Overcooked Overcome

Sitting in a restaurant with my dining companion, after a less than wonderful dinner, I was contemplating the credit card receipts I had just been given to sign. The first one was for $126.30, but this total had been crossed out. The second one was labeled “Final” and was for $96.46.

When Ray, our exceptional waiter, had handed me the bill, he mentioned that he had shared our food complaints with the manager who had decided to offer us a discount. Now I considered how much to tip.

We wound up at this restaurant because I happened to receive a $20 off coupon for it. Testimonials gave the food good reviews, it was not too far away, and they had outdoor seating…perfect for the beautiful evening. And as an inveterate restaurant explorer, I’m always up for the adventure of trying a new place.

Things started off nicely. We were seated at an outside table with a beautiful view of the surrounding hills. The restaurant had a small but interesting wine list that yielded a good Ravenswood Zinfandel. The menu was eclectic with a number of dishes that especially caught our attention.

Ray was friendly, knowledgeable, and patient as he answered our questions about the food, the restaurant, and where he had worked previously.

Unfortunately, while the setting was quite nice, the waiter wonderful, and the menu interesting…the food was a different story. When my companion’s lobster bisque arrived, it looked like crab soup. And tasted like it.

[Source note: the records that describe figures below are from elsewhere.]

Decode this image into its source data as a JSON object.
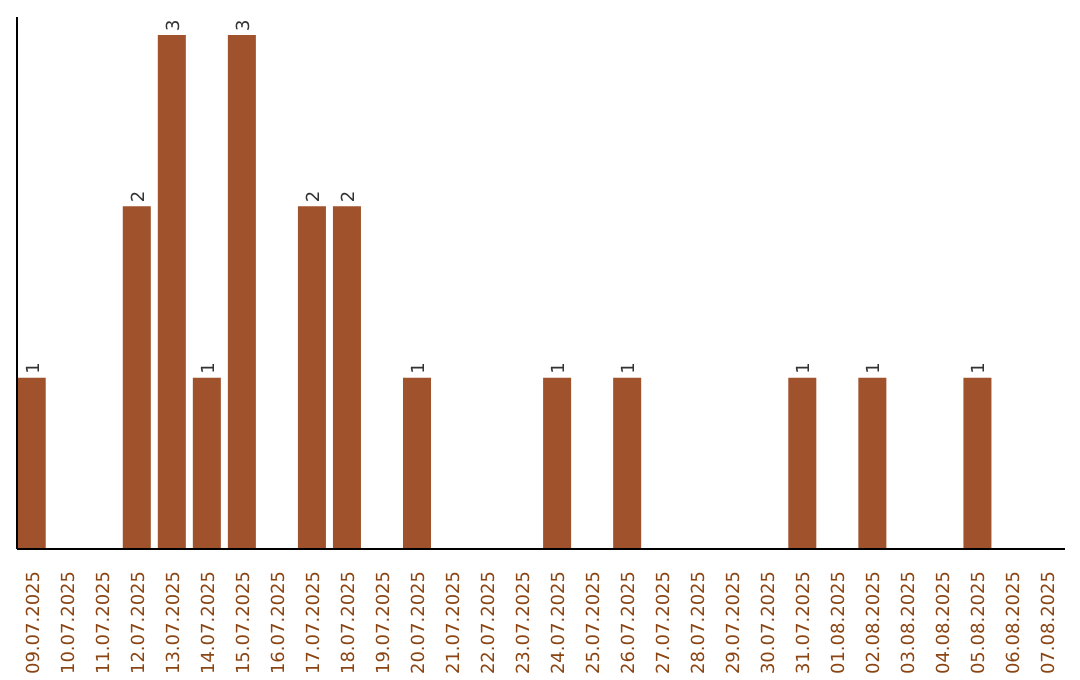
{
  "chart_data": {
    "type": "bar",
    "categories": [
      "09.07.2025",
      "10.07.2025",
      "11.07.2025",
      "12.07.2025",
      "13.07.2025",
      "14.07.2025",
      "15.07.2025",
      "16.07.2025",
      "17.07.2025",
      "18.07.2025",
      "19.07.2025",
      "20.07.2025",
      "21.07.2025",
      "22.07.2025",
      "23.07.2025",
      "24.07.2025",
      "25.07.2025",
      "26.07.2025",
      "27.07.2025",
      "28.07.2025",
      "29.07.2025",
      "30.07.2025",
      "31.07.2025",
      "01.08.2025",
      "02.08.2025",
      "03.08.2025",
      "04.08.2025",
      "05.08.2025",
      "06.08.2025",
      "07.08.2025"
    ],
    "values": [
      1,
      0,
      0,
      2,
      3,
      1,
      3,
      0,
      2,
      2,
      0,
      1,
      0,
      0,
      0,
      1,
      0,
      1,
      0,
      0,
      0,
      0,
      1,
      0,
      1,
      0,
      0,
      1,
      0,
      0
    ],
    "value_labels": [
      "1",
      null,
      null,
      "2",
      "3",
      "1",
      "3",
      null,
      "2",
      "2",
      null,
      "1",
      null,
      null,
      null,
      "1",
      null,
      "1",
      null,
      null,
      null,
      null,
      "1",
      null,
      "1",
      null,
      null,
      "1",
      null,
      null
    ],
    "color": "#a0522d",
    "grid": false
  }
}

We called Ray over and asked him about this. He clarified that this was, in fact, the lobster bisque but it had some other things in it. Without pause he offered to replace it with another appetizer. Within a few moments, a nice onion soup appeared.

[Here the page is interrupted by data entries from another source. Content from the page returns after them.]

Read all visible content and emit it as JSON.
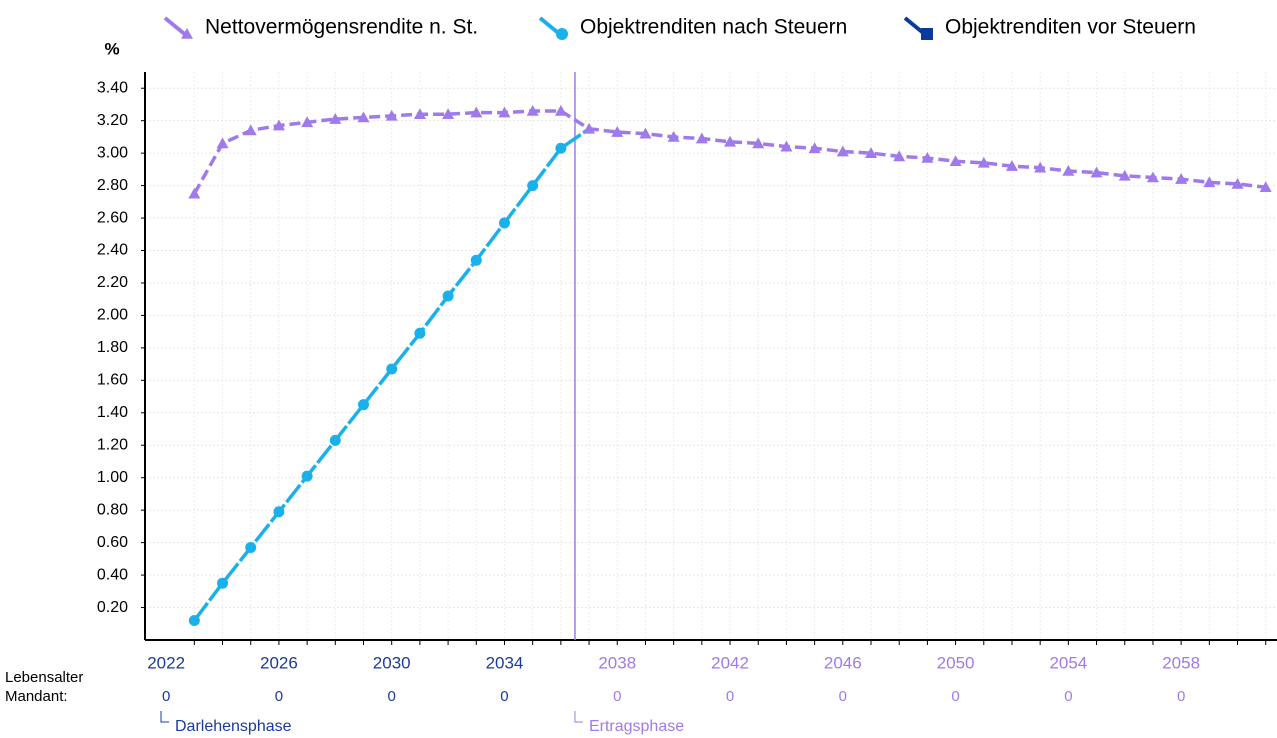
{
  "chart_data": {
    "type": "line",
    "y_unit": "%",
    "x": [
      2023,
      2024,
      2025,
      2026,
      2027,
      2028,
      2029,
      2030,
      2031,
      2032,
      2033,
      2034,
      2035,
      2036,
      2037,
      2038,
      2039,
      2040,
      2041,
      2042,
      2043,
      2044,
      2045,
      2046,
      2047,
      2048,
      2049,
      2050,
      2051,
      2052,
      2053,
      2054,
      2055,
      2056,
      2057,
      2058,
      2059,
      2060,
      2061
    ],
    "series": [
      {
        "name": "Nettovermögensrendite n. St.",
        "color": "#9f7aea",
        "marker": "triangle",
        "values": [
          2.75,
          3.06,
          3.14,
          3.17,
          3.19,
          3.21,
          3.22,
          3.23,
          3.24,
          3.24,
          3.25,
          3.25,
          3.26,
          3.26,
          3.15,
          3.13,
          3.12,
          3.1,
          3.09,
          3.07,
          3.06,
          3.04,
          3.03,
          3.01,
          3.0,
          2.98,
          2.97,
          2.95,
          2.94,
          2.92,
          2.91,
          2.89,
          2.88,
          2.86,
          2.85,
          2.84,
          2.82,
          2.81,
          2.79
        ]
      },
      {
        "name": "Objektrenditen nach Steuern",
        "color": "#1ab0ea",
        "marker": "circle",
        "values": [
          0.12,
          0.35,
          0.57,
          0.79,
          1.01,
          1.23,
          1.45,
          1.67,
          1.89,
          2.12,
          2.34,
          2.57,
          2.8,
          3.03,
          3.15,
          null,
          null,
          null,
          null,
          null,
          null,
          null,
          null,
          null,
          null,
          null,
          null,
          null,
          null,
          null,
          null,
          null,
          null,
          null,
          null,
          null,
          null,
          null,
          null
        ]
      },
      {
        "name": "Objektrenditen vor Steuern",
        "color": "#0a3a9e",
        "marker": "square",
        "values": [
          null,
          null,
          null,
          null,
          null,
          null,
          null,
          null,
          null,
          null,
          null,
          null,
          null,
          null,
          null,
          null,
          null,
          null,
          null,
          null,
          null,
          null,
          null,
          null,
          null,
          null,
          null,
          null,
          null,
          null,
          null,
          null,
          null,
          null,
          null,
          null,
          null,
          null,
          null
        ]
      }
    ],
    "xlim": [
      2021.25,
      2061.4
    ],
    "xticks": [
      2022,
      2026,
      2030,
      2034,
      2038,
      2042,
      2046,
      2050,
      2054,
      2058
    ],
    "ylim": [
      0,
      3.5
    ],
    "yticks": [
      {
        "value": 0.2,
        "label": "0.20"
      },
      {
        "value": 0.4,
        "label": "0.40"
      },
      {
        "value": 0.6,
        "label": "0.60"
      },
      {
        "value": 0.8,
        "label": "0.80"
      },
      {
        "value": 1.0,
        "label": "1.00"
      },
      {
        "value": 1.2,
        "label": "1.20"
      },
      {
        "value": 1.4,
        "label": "1.40"
      },
      {
        "value": 1.6,
        "label": "1.60"
      },
      {
        "value": 1.8,
        "label": "1.80"
      },
      {
        "value": 2.0,
        "label": "2.00"
      },
      {
        "value": 2.2,
        "label": "2.20"
      },
      {
        "value": 2.4,
        "label": "2.40"
      },
      {
        "value": 2.6,
        "label": "2.60"
      },
      {
        "value": 2.8,
        "label": "2.80"
      },
      {
        "value": 3.0,
        "label": "3.00"
      },
      {
        "value": 3.2,
        "label": "3.20"
      },
      {
        "value": 3.4,
        "label": "3.40"
      }
    ],
    "grid": true,
    "legend": "top",
    "phase_boundary": 2036.5,
    "phase_colors": [
      "#1a3a9e",
      "#9f7aea"
    ],
    "phases": [
      "Darlehensphase",
      "Ertragsphase"
    ],
    "age_row_label": [
      "Lebensalter",
      "Mandant:"
    ],
    "ages": [
      0,
      0,
      0,
      0,
      0,
      0,
      0,
      0,
      0,
      0
    ]
  }
}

Then the entrées arrived. The flatbread was burned and the rare steak I had ordered was clearly well done…not a bit of pink and oozing juices to be found.

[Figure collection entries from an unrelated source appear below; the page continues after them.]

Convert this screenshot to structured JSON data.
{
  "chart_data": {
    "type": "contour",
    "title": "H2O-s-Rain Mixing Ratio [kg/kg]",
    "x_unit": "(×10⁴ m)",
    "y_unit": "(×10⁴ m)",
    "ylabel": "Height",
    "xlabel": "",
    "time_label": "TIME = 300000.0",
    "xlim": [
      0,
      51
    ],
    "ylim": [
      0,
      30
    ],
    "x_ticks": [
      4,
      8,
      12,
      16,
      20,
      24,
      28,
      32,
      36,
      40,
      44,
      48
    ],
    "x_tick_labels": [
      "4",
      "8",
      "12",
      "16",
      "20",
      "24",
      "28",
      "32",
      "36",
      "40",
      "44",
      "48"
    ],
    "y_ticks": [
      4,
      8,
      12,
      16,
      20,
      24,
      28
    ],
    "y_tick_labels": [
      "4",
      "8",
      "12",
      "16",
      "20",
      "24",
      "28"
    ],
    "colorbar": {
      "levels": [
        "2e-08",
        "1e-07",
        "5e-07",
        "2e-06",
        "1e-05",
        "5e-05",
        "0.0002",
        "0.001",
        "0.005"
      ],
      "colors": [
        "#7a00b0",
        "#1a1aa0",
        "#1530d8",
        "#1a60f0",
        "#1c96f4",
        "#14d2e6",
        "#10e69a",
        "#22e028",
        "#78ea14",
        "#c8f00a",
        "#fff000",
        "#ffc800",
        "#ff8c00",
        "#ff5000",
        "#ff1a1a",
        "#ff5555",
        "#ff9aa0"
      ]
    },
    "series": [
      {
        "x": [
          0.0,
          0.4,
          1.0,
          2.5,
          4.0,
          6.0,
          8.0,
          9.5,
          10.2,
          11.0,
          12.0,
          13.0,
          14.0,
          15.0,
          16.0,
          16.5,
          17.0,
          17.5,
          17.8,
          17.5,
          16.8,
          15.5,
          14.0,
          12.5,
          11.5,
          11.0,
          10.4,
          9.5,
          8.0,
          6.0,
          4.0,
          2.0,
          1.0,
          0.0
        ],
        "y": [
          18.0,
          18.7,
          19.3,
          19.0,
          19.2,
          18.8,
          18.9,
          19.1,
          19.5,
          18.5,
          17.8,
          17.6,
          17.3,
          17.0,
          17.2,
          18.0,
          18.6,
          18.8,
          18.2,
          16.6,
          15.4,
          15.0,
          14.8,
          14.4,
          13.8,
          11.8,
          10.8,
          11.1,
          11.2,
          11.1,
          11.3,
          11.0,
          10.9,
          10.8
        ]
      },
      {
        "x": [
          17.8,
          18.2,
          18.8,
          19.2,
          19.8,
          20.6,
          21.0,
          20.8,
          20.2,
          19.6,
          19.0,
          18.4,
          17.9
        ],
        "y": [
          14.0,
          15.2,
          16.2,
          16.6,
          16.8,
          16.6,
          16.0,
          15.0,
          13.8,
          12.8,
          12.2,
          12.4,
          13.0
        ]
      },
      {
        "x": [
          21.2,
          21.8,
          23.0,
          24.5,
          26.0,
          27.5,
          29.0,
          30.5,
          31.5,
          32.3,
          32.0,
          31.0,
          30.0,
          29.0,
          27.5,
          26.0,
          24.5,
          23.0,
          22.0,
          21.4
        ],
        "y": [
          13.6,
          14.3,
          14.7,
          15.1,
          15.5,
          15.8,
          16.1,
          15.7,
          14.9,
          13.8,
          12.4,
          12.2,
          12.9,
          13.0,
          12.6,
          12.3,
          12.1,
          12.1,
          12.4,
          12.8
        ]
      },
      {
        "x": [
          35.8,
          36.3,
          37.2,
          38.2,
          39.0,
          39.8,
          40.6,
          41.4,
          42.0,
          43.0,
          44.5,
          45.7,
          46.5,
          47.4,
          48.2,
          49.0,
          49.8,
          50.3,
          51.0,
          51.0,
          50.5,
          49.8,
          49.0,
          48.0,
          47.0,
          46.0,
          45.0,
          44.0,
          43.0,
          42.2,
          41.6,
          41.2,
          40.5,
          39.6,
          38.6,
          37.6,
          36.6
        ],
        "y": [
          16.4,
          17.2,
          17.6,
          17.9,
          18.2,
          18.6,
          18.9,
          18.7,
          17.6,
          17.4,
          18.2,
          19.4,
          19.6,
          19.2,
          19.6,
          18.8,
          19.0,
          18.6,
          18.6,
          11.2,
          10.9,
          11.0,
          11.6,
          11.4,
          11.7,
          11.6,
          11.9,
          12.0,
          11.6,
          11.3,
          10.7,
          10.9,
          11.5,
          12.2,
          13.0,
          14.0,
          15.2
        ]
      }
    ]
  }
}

I have a number of famous chefs as clients. All have told me that if I ever find anything wrong in their restaurants, I should tell them immediately, as that’s the only way they’ll know that something needs fixing. With this request in mind, we decided to politely offer some helpful comments.

When Ray returned, we shared our further dismay at the entrees and told him my chefs’ story. He immediately offered to replace the dinners. We declined and said we would make do with what we had, but added that he really needed to talk to the chef.

When he brought the discounted bill, he explained that he had found out what happened to the steak. Seems someone else had ordered the same dinner at the same time and the plates got confused. One of the other waiters had a woman complaining about her rare steak as we were discussing my overcooked one.

As we were leaving the restaurant, we discussed our experience. We decided to return sometime and give them another chance. Why? Perhaps we showed up on the chef’s bad day. But mostly because their service was great and the manager, unasked, handled our problem in a satisfactory way.

Absent such customer service the restaurant would have wound up with their name in this missive and my not-so-nice review on Trip Advisor (where I seem to be a highly rated reviewer…meaning lots of people read my reviews).

Great customer service can overcome all kinds of problems and stop bad publicity in its tracks. Poor customer service and at best you’ve forever lost that customer; at worst, you’ve lost a lot of business when their story is widely shared.

As for Ray, I figure he must have been thinking he was going to end up with a miserly tip or perhaps nothing at all. Imagine his surprise to find that in spite of the food problems his performance earned him a generous reward.